Так вот. Надеюсь, тебе интересно. Дядя забронировал места на корабле, и мы поплыли. И однажды ночью нас настиг ужасный шторм, я никогда такого не видела! Многие пассажиры думали, что корабль перевернется и мы все утонем. Но я так не думала. Мы же ещё не были в Австралии. Только стало очень темно, и я потеряла дядюшку — а ведь он мог выпасть за борт, представляешь? Я отправилась его искать. И, что же ты думаешь, за борт смыло именно меня! Дядя, наверно, безумно волнуется. А я никак не могу ему сообщить, где я. Я вцепилась в какие-то доски, и меня начало относить от корабля, пока он совсем не пропал из виду. Потом шторм утих, и я поняла, что сижу посреди океана в какой-то деревянной клетке. Когда рассвело, я сообразила, что это курятник. И ещё там была курица. Но про курицу я тебе расскажу позже, к тому же она пропала. По-моему, с ней тоже случилась беда… Когда солнце начало всходить, я увидела, что вода, по которой мы плывем, фиолетовая. А ещё нас несло к земле.
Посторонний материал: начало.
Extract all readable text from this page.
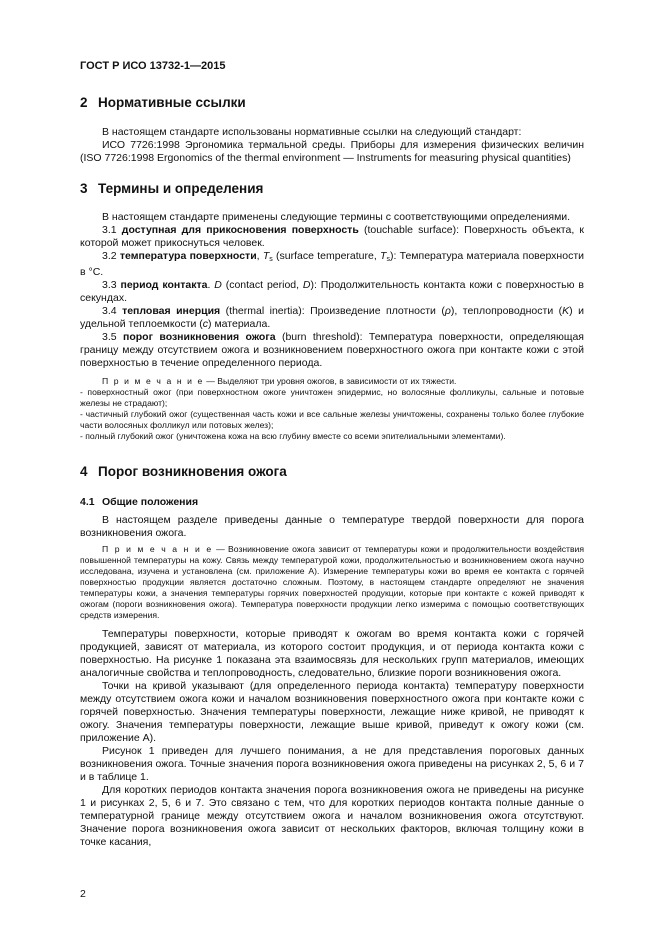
ГОСТ Р ИСО 13732-1—2015
2 Нормативные ссылки

В настоящем стандарте использованы нормативные ссылки на следующий стандарт:

ИСО 7726:1998 Эргономика термальной среды. Приборы для измерения физических величин (ISO 7726:1998 Ergonomics of the thermal environment — Instruments for measuring physical quantities)

3 Термины и определения

В настоящем стандарте применены следующие термины с соответствующими определениями.

3.1 доступная для прикосновения поверхность (touchable surface): Поверхность объекта, к которой может прикоснуться человек.

3.2 температура поверхности, $T_s$ (surface temperature, $T_s$): Температура материала поверхности в °C.

3.3 период контакта. D (contact period, D): Продолжительность контакта кожи с поверхностью в секундах.

3.4 тепловая инерция (thermal inertia): Произведение плотности (ρ), теплопроводности (K) и удельной теплоемкости (c) материала.

3.5 порог возникновения ожога (burn threshold): Температура поверхности, определяющая границу между отсутствием ожога и возникновением поверхностного ожога при контакте кожи с этой поверхностью в течение определенного периода.

П р и м е ч а н и е — Выделяют три уровня ожогов, в зависимости от их тяжести.

- поверхностный ожог (при поверхностном ожоге уничтожен эпидермис, но волосяные фолликулы, сальные и потовые железы не страдают);

- частичный глубокий ожог (существенная часть кожи и все сальные железы уничтожены, сохранены только более глубокие части волосяных фолликул или потовых желез);

- полный глубокий ожог (уничтожена кожа на всю глубину вместе со всеми эпителиальными элементами).

4 Порог возникновения ожога
4.1 Общие положения

В настоящем разделе приведены данные о температуре твердой поверхности для порога возникновения ожога.

П р и м е ч а н и е — Возникновение ожога зависит от температуры кожи и продолжительности воздействия повышенной температуры на кожу. Связь между температурой кожи, продолжительностью и возникновением ожога научно исследована, изучена и установлена (см. приложение А). Измерение температуры кожи во время ее контакта с горячей поверхностью продукции является достаточно сложным. Поэтому, в настоящем стандарте определяют не значения температуры кожи, а значения температуры горячих поверхностей продукции, которые при контакте с кожей приводят к ожогам (пороги возникновения ожога). Температура поверхности продукции легко измерима с помощью соответствующих средств измерения.

Температуры поверхности, которые приводят к ожогам во время контакта кожи с горячей продукцией, зависят от материала, из которого состоит продукция, и от периода контакта кожи с поверхностью. На рисунке 1 показана эта взаимосвязь для нескольких групп материалов, имеющих аналогичные свойства и теплопроводность, следовательно, близкие пороги возникновения ожога.

Точки на кривой указывают (для определенного периода контакта) температуру поверхности между отсутствием ожога кожи и началом возникновения поверхностного ожога при контакте кожи с горячей поверхностью. Значения температуры поверхности, лежащие ниже кривой, не приводят к ожогу. Значения температуры поверхности, лежащие выше кривой, приведут к ожогу кожи (см. приложение А).

Рисунок 1 приведен для лучшего понимания, а не для представления пороговых данных возникновения ожога. Точные значения порога возникновения ожога приведены на рисунках 2, 5, 6 и 7 и в таблице 1.

Для коротких периодов контакта значения порога возникновения ожога не приведены на рисунке 1 и рисунках 2, 5, 6 и 7. Это связано с тем, что для коротких периодов контакта полные данные о температурной границе между отсутствием ожога и началом возникновения ожога отсутствуют. Значение порога возникновения ожога зависит от нескольких факторов, включая толщину кожи в точке касания,

2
Теперь-то я знаю, что фиолетовая вода — ваш океан Нонестика, но тогда мне об этом никто не сказал. И вот представь себе, нас прибивает в курятнике к берегу, меня и жёлтую курицу. Курица, кстати, тот ещё кадр, от неё слова доброго не услышишь, постоянно страдает и ноет, что жизнь не удалась. Но не могла же я её бросить! Сначала мы вдвоем пошли в город. Теперь я знаю, что это Эвна, новая столица. Когда мы пришли, она была очень красивая, да и люди тут приветливые и спокойные. Только никто не слышал о Канзасе, поэтому я так и не смогла объяснить, откуда я. Постоянно путали с лесом Калидас… брр! Удивительно, но я понимаю здешний язык и даже могу писать. Биллина — это моя курица — сказала, что ничего удивительного, от стресса разные способности прорезаются. Я поселилась на окраине (меня приютили) и попыталась понять, где я всё-таки нахожусь. Но, знаешь, в нашей школе никто не говорил, что океаны бывают фиолетовые. Тогда я подумала: а не могло ли меня занести на волшебные земли? Я спросила, может быть, здесь кто-нибудь знает про Озму из Оз? И мне сказали, что да, Озму здесь все знают, потому что она правит соседним королевством. Не представляешь, как я обрадовалась! Выходит, я смогу тебя увидеть. А ещё — Пугало и Дровосека, кстати, как они там? Передавай им привет.

Я очень обрадовалась, я говорила? Тогда я взяла карту материка и внимательно её изучила. Смотри: я находилась в Эвне, это самая восточная часть материка. А вы в центре, и, хуже того, чтобы с тобой встретиться, нужно преодолеть горы и эту ужасную пустыню! И я сказала себе: если хочешь увидеть своих друзей, не трусь и выдвигайся в путь. В Эвне здорово, город очень красивый, но я безумно давно вас не видела, а потом я должна вернуться домой. Дядя и тётя, наверно, волнуются… Ведь ты поможешь мне вернуться, да? Тогда я собрала себе еды в дорогу, взяла карту и двинулась в путь. Ты же знаешь, мне не привыкать странствовать.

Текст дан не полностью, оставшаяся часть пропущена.